Apesar de seu virtuosismo visual (a cargo de dois excelentes fotógrafos, Charles Rosher e Karl Struss), Aurora é essencialmente um filme simples. O roteiro é lírico e poético, mas descomplicado. A estrutura do filme é baseada em oposições muito claras: campo e cidade, dia e noite, consciência humana e forças da natureza. E há uma variedade de tons: temos aquela pintura cômica da felicidade reconquistada do casal naquele paraíso irreal, lúdico e exótico da cidade (os dois no cabelereiro, no fotógrafo, o parque de diversões, a dansa campesina etc.) e o tom triste das cenas do campo. Em ambos os contextos o expressionismo é bem visível. O vento, a tempestade, a serenidade da água ou do céu fazem parte do drama assim como os pensamentos e os atos dos personagens.

Cena de Aurora

Cena de Aurora

Cena de Aurora

Cena de Aurora

As transições são muito cuidadas: a mais célebre é a viagem de bonde das margens do lago até a cidade (construída por meio de uma combinação complexa entre locações naturais e trucagens) em um movimento ininterrupto, que une o campo e a cidade e providencia tanto uma pausa como uma ponte entre a paixão destrutiva da primeira metade do filme e a reconciliação construtiva que se seguirá.
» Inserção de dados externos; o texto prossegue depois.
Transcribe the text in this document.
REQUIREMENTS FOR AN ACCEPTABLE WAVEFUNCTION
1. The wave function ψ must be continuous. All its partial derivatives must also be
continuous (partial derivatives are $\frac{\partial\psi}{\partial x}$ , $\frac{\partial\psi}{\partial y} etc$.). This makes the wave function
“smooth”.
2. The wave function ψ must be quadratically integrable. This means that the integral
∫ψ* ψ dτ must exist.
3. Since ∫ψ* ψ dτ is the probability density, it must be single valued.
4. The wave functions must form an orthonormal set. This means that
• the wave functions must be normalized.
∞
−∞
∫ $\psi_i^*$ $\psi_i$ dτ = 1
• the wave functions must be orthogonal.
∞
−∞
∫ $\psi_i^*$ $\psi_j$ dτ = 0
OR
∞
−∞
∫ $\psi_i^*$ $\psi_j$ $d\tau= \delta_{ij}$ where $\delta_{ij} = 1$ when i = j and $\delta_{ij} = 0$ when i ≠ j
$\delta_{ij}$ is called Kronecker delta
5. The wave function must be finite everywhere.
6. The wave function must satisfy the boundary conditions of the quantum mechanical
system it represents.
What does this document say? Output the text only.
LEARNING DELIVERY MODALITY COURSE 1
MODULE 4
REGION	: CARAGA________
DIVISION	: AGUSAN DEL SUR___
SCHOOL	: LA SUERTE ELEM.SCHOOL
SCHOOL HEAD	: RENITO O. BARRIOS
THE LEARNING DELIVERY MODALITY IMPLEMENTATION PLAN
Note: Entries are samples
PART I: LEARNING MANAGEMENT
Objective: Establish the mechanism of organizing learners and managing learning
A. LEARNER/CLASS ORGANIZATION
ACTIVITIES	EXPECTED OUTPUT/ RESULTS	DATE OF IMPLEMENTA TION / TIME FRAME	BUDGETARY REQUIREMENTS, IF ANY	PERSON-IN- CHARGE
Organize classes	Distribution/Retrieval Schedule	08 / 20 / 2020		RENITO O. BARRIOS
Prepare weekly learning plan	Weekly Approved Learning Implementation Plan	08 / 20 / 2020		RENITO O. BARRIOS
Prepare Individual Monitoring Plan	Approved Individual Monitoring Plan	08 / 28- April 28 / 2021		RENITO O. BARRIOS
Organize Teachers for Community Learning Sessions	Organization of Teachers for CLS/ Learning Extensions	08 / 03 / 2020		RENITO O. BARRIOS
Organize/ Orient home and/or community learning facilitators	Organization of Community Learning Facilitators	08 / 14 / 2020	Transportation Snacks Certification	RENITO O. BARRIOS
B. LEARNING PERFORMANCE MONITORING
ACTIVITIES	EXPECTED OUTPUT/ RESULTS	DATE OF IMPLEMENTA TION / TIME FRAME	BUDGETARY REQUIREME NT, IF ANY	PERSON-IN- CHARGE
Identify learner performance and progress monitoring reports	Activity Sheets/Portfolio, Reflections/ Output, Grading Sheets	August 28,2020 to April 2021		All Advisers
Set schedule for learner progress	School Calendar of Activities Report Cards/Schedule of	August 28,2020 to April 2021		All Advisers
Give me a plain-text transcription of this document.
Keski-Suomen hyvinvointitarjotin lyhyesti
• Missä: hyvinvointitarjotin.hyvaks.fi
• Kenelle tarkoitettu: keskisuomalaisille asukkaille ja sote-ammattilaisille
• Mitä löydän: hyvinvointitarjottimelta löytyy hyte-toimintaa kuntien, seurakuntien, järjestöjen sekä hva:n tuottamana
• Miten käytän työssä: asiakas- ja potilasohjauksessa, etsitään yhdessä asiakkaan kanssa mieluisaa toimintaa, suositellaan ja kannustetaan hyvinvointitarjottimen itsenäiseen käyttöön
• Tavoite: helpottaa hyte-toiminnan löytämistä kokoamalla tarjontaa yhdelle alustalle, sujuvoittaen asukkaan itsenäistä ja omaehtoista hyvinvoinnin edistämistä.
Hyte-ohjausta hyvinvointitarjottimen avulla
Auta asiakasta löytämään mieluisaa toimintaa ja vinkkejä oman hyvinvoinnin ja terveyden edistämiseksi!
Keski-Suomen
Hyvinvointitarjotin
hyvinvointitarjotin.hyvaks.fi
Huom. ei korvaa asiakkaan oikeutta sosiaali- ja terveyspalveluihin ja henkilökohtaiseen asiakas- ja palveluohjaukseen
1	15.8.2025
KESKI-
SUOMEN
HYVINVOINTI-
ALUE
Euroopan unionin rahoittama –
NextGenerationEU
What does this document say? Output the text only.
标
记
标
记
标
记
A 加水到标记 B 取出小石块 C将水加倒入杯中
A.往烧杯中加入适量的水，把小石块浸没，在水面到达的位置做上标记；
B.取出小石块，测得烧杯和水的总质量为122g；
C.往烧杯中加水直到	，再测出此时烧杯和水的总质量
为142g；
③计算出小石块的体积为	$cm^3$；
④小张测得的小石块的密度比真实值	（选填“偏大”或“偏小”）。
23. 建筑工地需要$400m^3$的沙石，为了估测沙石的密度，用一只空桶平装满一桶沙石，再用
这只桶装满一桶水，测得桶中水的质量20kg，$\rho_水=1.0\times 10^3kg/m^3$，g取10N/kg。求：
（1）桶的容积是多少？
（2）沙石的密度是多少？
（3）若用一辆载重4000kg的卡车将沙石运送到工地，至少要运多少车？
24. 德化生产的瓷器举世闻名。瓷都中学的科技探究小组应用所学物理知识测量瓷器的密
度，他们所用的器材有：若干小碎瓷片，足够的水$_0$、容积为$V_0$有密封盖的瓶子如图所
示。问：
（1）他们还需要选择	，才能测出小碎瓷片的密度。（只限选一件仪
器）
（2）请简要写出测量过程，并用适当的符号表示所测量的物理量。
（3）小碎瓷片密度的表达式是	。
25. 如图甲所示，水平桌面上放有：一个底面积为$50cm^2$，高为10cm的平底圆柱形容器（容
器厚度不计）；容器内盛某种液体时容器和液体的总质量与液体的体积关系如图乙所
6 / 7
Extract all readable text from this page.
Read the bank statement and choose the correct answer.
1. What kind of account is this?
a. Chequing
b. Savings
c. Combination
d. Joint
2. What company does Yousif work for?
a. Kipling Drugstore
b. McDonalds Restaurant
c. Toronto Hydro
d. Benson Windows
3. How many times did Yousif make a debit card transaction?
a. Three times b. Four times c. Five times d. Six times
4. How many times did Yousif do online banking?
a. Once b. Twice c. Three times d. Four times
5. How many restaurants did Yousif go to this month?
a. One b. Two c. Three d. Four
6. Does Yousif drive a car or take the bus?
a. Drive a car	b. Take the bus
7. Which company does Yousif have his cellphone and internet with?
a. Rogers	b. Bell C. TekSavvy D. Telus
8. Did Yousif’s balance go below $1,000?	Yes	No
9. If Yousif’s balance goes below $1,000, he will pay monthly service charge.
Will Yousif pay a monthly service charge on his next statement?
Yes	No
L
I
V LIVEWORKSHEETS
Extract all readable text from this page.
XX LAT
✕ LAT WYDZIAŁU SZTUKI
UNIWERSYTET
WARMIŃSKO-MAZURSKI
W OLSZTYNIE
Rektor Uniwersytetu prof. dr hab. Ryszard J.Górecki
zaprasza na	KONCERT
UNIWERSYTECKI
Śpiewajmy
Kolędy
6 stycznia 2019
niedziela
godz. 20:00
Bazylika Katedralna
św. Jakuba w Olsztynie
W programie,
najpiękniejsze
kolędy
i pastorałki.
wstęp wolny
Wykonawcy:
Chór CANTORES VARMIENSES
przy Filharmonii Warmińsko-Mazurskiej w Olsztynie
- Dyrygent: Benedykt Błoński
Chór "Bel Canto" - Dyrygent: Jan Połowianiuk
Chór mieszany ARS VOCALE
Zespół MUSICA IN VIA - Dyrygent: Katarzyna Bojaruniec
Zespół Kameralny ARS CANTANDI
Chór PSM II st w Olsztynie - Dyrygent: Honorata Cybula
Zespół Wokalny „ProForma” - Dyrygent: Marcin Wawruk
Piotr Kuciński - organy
Outros pontos importantes do espetáculo são a mobilidade da câmera (v. g.  o fazendeiro indo se encontrar com sua amante no pântano, sendo seguido por uma câmera alucinante, que depois se torna subjetiva, e nos faz descobrir a mulher vestida de preto sob o brilho da lua cheia); o uso dos letreiros como elemento dramático (quando a mulher da cidade insinua o assassinato dizendo “Ela não poderia ser afogada?”- a palavra “afogada” vai escorrendo devagar para a parte mais baixa da tela, como se ela própria estivesse se afogando); o emprego da superposição, do desfoque ou da dissolvência (v. g. a visão das delícias da cidade e a mulher dançando frenéticamente na margem do pântano); o paralelismo (o fazendeiro e a mulher da cidade se beijando e a esposa beijando seu filhinho); o cuidado extraordinário com o jogo de luzes e dos reflexos que tem para Murnau uma significação quase mística.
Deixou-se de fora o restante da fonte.